SYDNEY (Agencies): Phillips Petroleum announced Wednesday the
indefinite shelving of plans to build a US$750 million gas
pipeline between East Timor and Australia.

The decision also jeopardizes $6.5 billion worth of downstream
investment in both the fledgling United Nations-administered
territory and Australia.

Phillips cited East Timor's tax regime, which would be levied
at a rate of more than 40 percent, as a major disincentive to
continuing its involvement in efforts to exploit oil and gas
reserves in the Timor Sea.

"Basically it's issues that revolve around whether or not the
investment environment is being maintained in this region and at
the present time, that investment environment is not attractive,"
a Darwin-based Phillips executive, Jim Godlove, told the
Australian Broadcasting Corporation.

Australia and East Timor signed an agreement last month
granting the former Indonesian province 90 percent of royalties
from oil and gas reserves in the Timor Sea, which separates the
two countries.

US-based Phillips Petroleum, which is the key stakeholder in
several joint ventures in the area, said "certain critical legal,
fiscal and taxation issues" had created an "onerous regime" for
investors.

"The deferral reflects the need to resolve certain critical
legal, fiscal and taxation issues arising from the Timor Sea
arrangement, entered into between the governments of Australia
and East Timor on July 5, before further investment can proceed
in either the pipeline or in any gas or liquefied natural gas
development," the company said in a statement.

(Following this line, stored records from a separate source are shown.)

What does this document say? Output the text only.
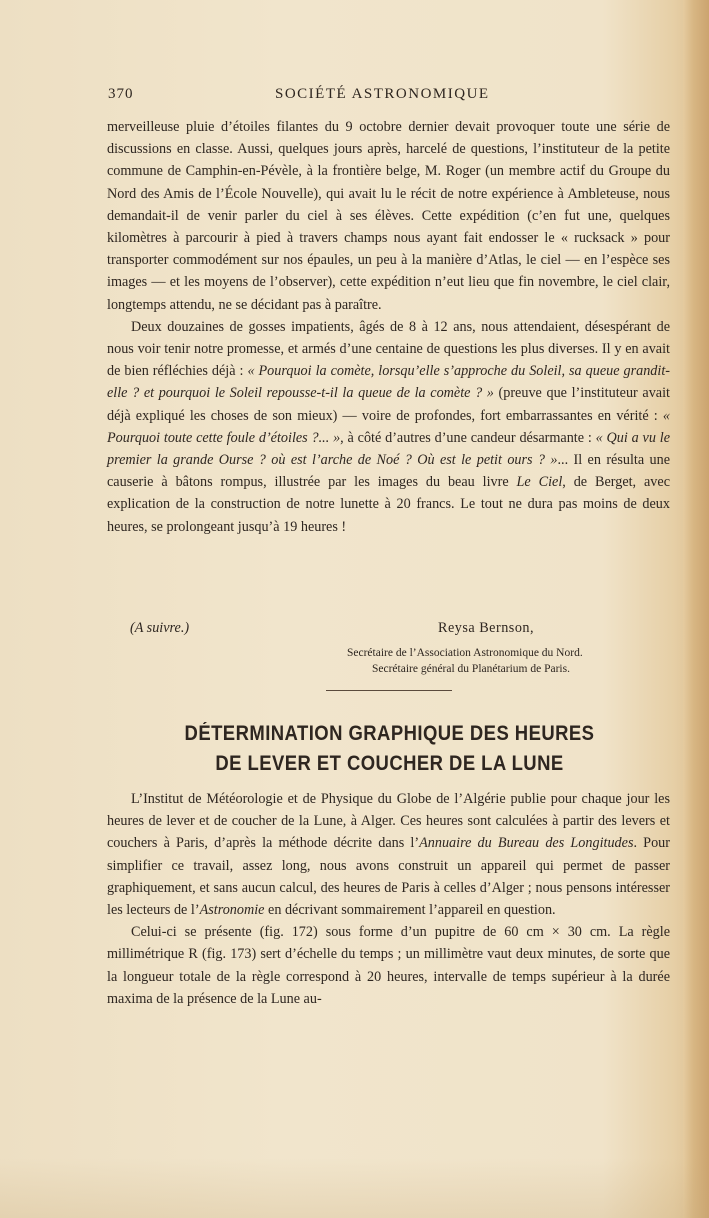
370	SOCIÉTÉ ASTRONOMIQUE

merveilleuse pluie d’étoiles filantes du 9 octobre dernier devait provoquer toute une série de discussions en classe. Aussi, quelques jours après, harcelé de questions, l’instituteur de la petite commune de Camphin-en-Pévèle, à la frontière belge, M. Roger (un membre actif du Groupe du Nord des Amis de l’École Nouvelle), qui avait lu le récit de notre expérience à Ambleteuse, nous demandait-il de venir parler du ciel à ses élèves. Cette expédition (c’en fut une, quelques kilomètres à parcourir à pied à travers champs nous ayant fait endosser le « rucksack » pour transporter commodément sur nos épaules, un peu à la manière d’Atlas, le ciel — en l’espèce ses images — et les moyens de l’observer), cette expédition n’eut lieu que fin novembre, le ciel clair, longtemps attendu, ne se décidant pas à paraître.

Deux douzaines de gosses impatients, âgés de 8 à 12 ans, nous attendaient, désespérant de nous voir tenir notre promesse, et armés d’une centaine de questions les plus diverses. Il y en avait de bien réfléchies déjà : « Pourquoi la comète, lorsqu’elle s’approche du Soleil, sa queue grandit-elle ? et pourquoi le Soleil repousse-t-il la queue de la comète ? » (preuve que l’instituteur avait déjà expliqué les choses de son mieux) — voire de profondes, fort embarrassantes en vérité : « Pourquoi toute cette foule d’étoiles ?... », à côté d’autres d’une candeur désarmante : « Qui a vu le premier la grande Ourse ? où est l’arche de Noé ? Où est le petit ours ? »... Il en résulta une causerie à bâtons rompus, illustrée par les images du beau livre Le Ciel, de Berget, avec explication de la construction de notre lunette à 20 francs. Le tout ne dura pas moins de deux heures, se prolongeant jusqu’à 19 heures !

(A suivre.)	Reysa Bernson,
Secrétaire de l’Association Astronomique du Nord.
Secrétaire général du Planétarium de Paris.
DÉTERMINATION GRAPHIQUE DES HEURES
DE LEVER ET COUCHER DE LA LUNE

L’Institut de Météorologie et de Physique du Globe de l’Algérie publie pour chaque jour les heures de lever et de coucher de la Lune, à Alger. Ces heures sont calculées à partir des levers et couchers à Paris, d’après la méthode décrite dans l’Annuaire du Bureau des Longitudes. Pour simplifier ce travail, assez long, nous avons construit un appareil qui permet de passer graphiquement, et sans aucun calcul, des heures de Paris à celles d’Alger ; nous pensons intéresser les lecteurs de l’Astronomie en décrivant sommairement l’appareil en question.

Celui-ci se présente (fig. 172) sous forme d’un pupitre de 60 cm × 30 cm. La règle millimétrique R (fig. 173) sert d’échelle du temps ; un millimètre vaut deux minutes, de sorte que la longueur totale de la règle correspond à 20 heures, intervalle de temps supérieur à la durée maxima de la présence de la Lune au-
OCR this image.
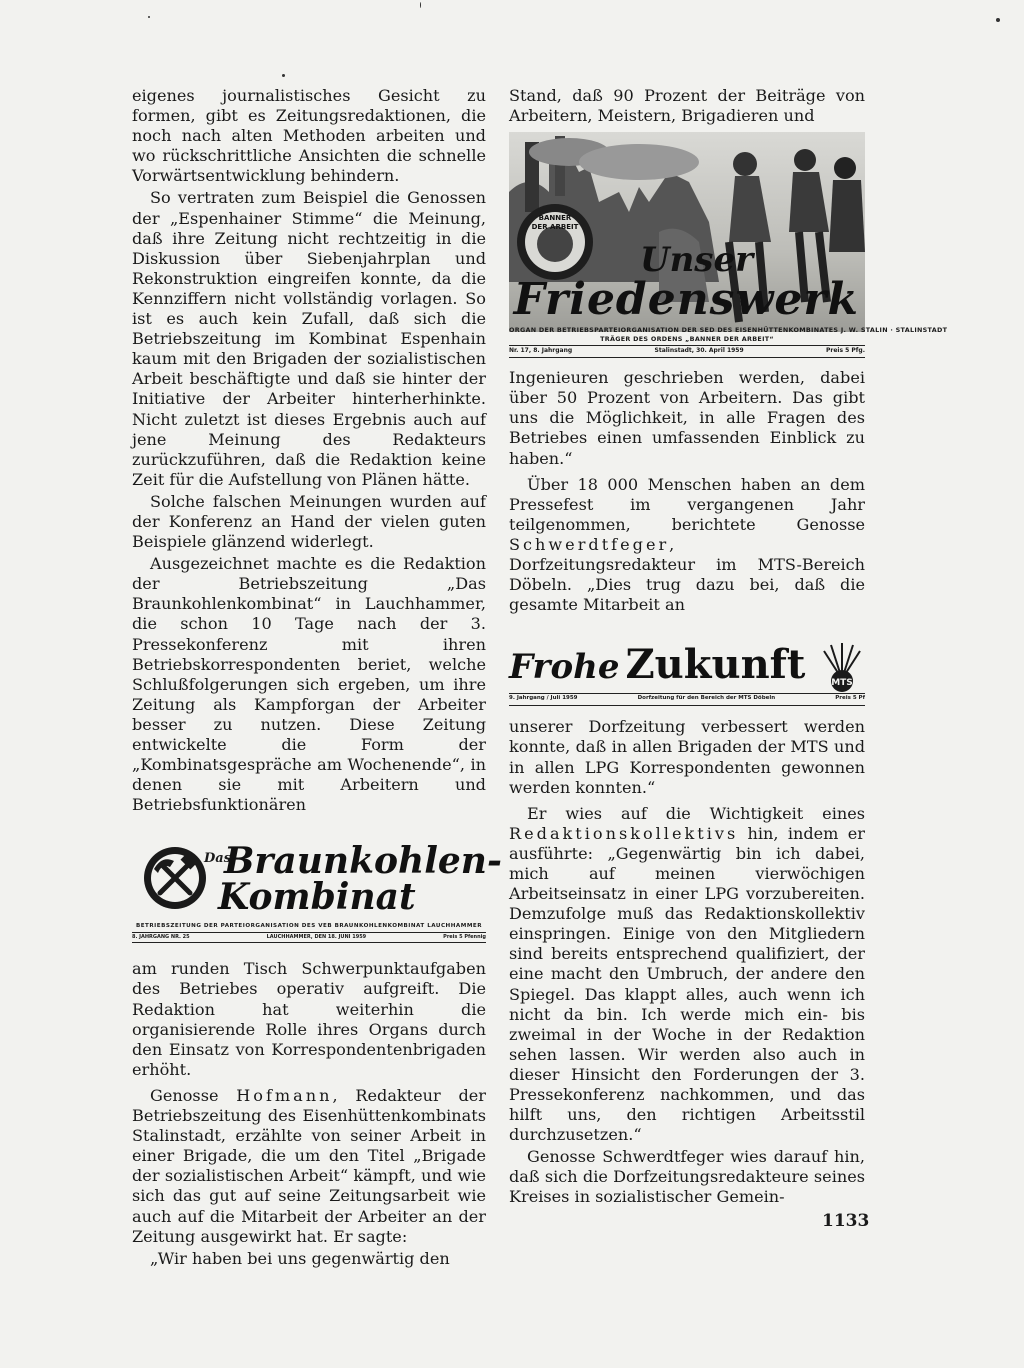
eigenes journalistisches Gesicht zu formen, gibt es Zeitungsredaktionen, die noch nach alten Methoden arbeiten und wo rückschrittliche Ansichten die schnelle Vorwärtsentwicklung behindern.

So vertraten zum Beispiel die Genossen der „Espenhainer Stimme“ die Meinung, daß ihre Zeitung nicht rechtzeitig in die Diskussion über Siebenjahrplan und Rekonstruktion eingreifen konnte, da die Kennziffern nicht vollständig vorlagen. So ist es auch kein Zufall, daß sich die Betriebszeitung im Kombinat Espenhain kaum mit den Brigaden der sozialistischen Arbeit beschäftigte und daß sie hinter der Initiative der Arbeiter hinterherhinkte. Nicht zuletzt ist dieses Ergebnis auch auf jene Meinung des Redakteurs zurückzuführen, daß die Redaktion keine Zeit für die Aufstellung von Plänen hätte.

Solche falschen Meinungen wurden auf der Konferenz an Hand der vielen guten Beispiele glänzend widerlegt.

Ausgezeichnet machte es die Redaktion der Betriebszeitung „Das Braunkohlenkombinat“ in Lauchhammer, die schon 10 Tage nach der 3. Pressekonferenz mit ihren Betriebskorrespondenten beriet, welche Schlußfolgerungen sich ergeben, um ihre Zeitung als Kampforgan der Arbeiter besser zu nutzen. Diese Zeitung entwickelte die Form der „Kombinatsgespräche am Wochenende“, in denen sie mit Arbeitern und Betriebsfunktionären

Das
Braunkohlen-
Kombinat
BETRIEBSZEITUNG DER PARTEIORGANISATION DES VEB BRAUNKOHLENKOMBINAT LAUCHHAMMER
8. JAHRGANG NR. 25	LAUCHHAMMER, DEN 18. JUNI 1959	Preis 5 Pfennig

am runden Tisch Schwerpunktaufgaben des Betriebes operativ aufgreift. Die Redaktion hat weiterhin die organisierende Rolle ihres Organs durch den Einsatz von Korrespondentenbrigaden erhöht.

Genosse Hofmann, Redakteur der Betriebszeitung des Eisenhüttenkombinats Stalinstadt, erzählte von seiner Arbeit in einer Brigade, die um den Titel „Brigade der sozialistischen Arbeit“ kämpft, und wie sich das gut auf seine Zeitungsarbeit wie auch auf die Mitarbeit der Arbeiter an der Zeitung ausgewirkt hat. Er sagte:

„Wir haben bei uns gegenwärtig den

Stand, daß 90 Prozent der Beiträge von Arbeitern, Meistern, Brigadieren und

BANNER DER ARBEIT
Unser
Friedenswerk
ORGAN DER BETRIEBSPARTEIORGANISATION DER SED DES EISENHÜTTENKOMBINATES J. W. STALIN · STALINSTADT
TRÄGER DES ORDENS „BANNER DER ARBEIT“
Nr. 17, 8. Jahrgang	Stalinstadt, 30. April 1959	Preis 5 Pfg.

Ingenieuren geschrieben werden, dabei über 50 Prozent von Arbeitern. Das gibt uns die Möglichkeit, in alle Fragen des Betriebes einen umfassenden Einblick zu haben.“

Über 18 000 Menschen haben an dem Pressefest im vergangenen Jahr teilgenommen, berichtete Genosse Schwerdtfeger, Dorfzeitungsredakteur im MTS-Bereich Döbeln. „Dies trug dazu bei, daß die gesamte Mitarbeit an

Frohe Zukunft	MTS
9. Jahrgang / Juli 1959	Dorfzeitung für den Bereich der MTS Döbeln	Preis 5 Pf

unserer Dorfzeitung verbessert werden konnte, daß in allen Brigaden der MTS und in allen LPG Korrespondenten gewonnen werden konnten.“

Er wies auf die Wichtigkeit eines Redaktionskollektivs hin, indem er ausführte: „Gegenwärtig bin ich dabei, mich auf meinen vierwöchigen Arbeitseinsatz in einer LPG vorzubereiten. Demzufolge muß das Redaktionskollektiv einspringen. Einige von den Mitgliedern sind bereits entsprechend qualifiziert, der eine macht den Umbruch, der andere den Spiegel. Das klappt alles, auch wenn ich nicht da bin. Ich werde mich ein- bis zweimal in der Woche in der Redaktion sehen lassen. Wir werden also auch in dieser Hinsicht den Forderungen der 3. Pressekonferenz nachkommen, und das hilft uns, den richtigen Arbeitsstil durchzusetzen.“

Genosse Schwerdtfeger wies darauf hin, daß sich die Dorfzeitungsredakteure seines Kreises in sozialistischer Gemein-

1133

Phillips has significant interests in the Sunrise, Elang-
Kakaktua and Bayu Undan oil and natural gas projects.

East Timor's bloody secession from Indonesian rule in 1999
meant a previous agreement between Canberra and the Suharto
regime in Jakarta dividing royalties equally was nullified.

Its economy is now largely propped up by key aid donors, such
as Australia, former colonial power Portugal and the United
Nations.

Under the terms of the revised agreement between East Timor
and Australia, East Timor will receive more than A$7 billion
(US$3.64 billion) in revenue from existing and planned
developments in the Timor Sea over the 20 years from 2004.

The Australian government Wednesday said that it is
disappointed by Philips' decision.

Foreign Minister Alexander Downer and Resources Minister Nicka
Minchin said Wednesday the decision to defer is due to
uncertainty about the legal and fiscal regime in the Timor Gap
area resulting from tax proposals put forward by the United
Nations Transitional Administration in East Timor.

"Australia shares many of industries' concerns," the ministers
said in a statement.

"It is unfortunate that just hours after we agreed the Timor
Sea Arrangement in Dili (July 5), Untaet/East Timor announced
that it would use its taxation powers to recover up to an
additional US$500 million in tax from the companies," they said.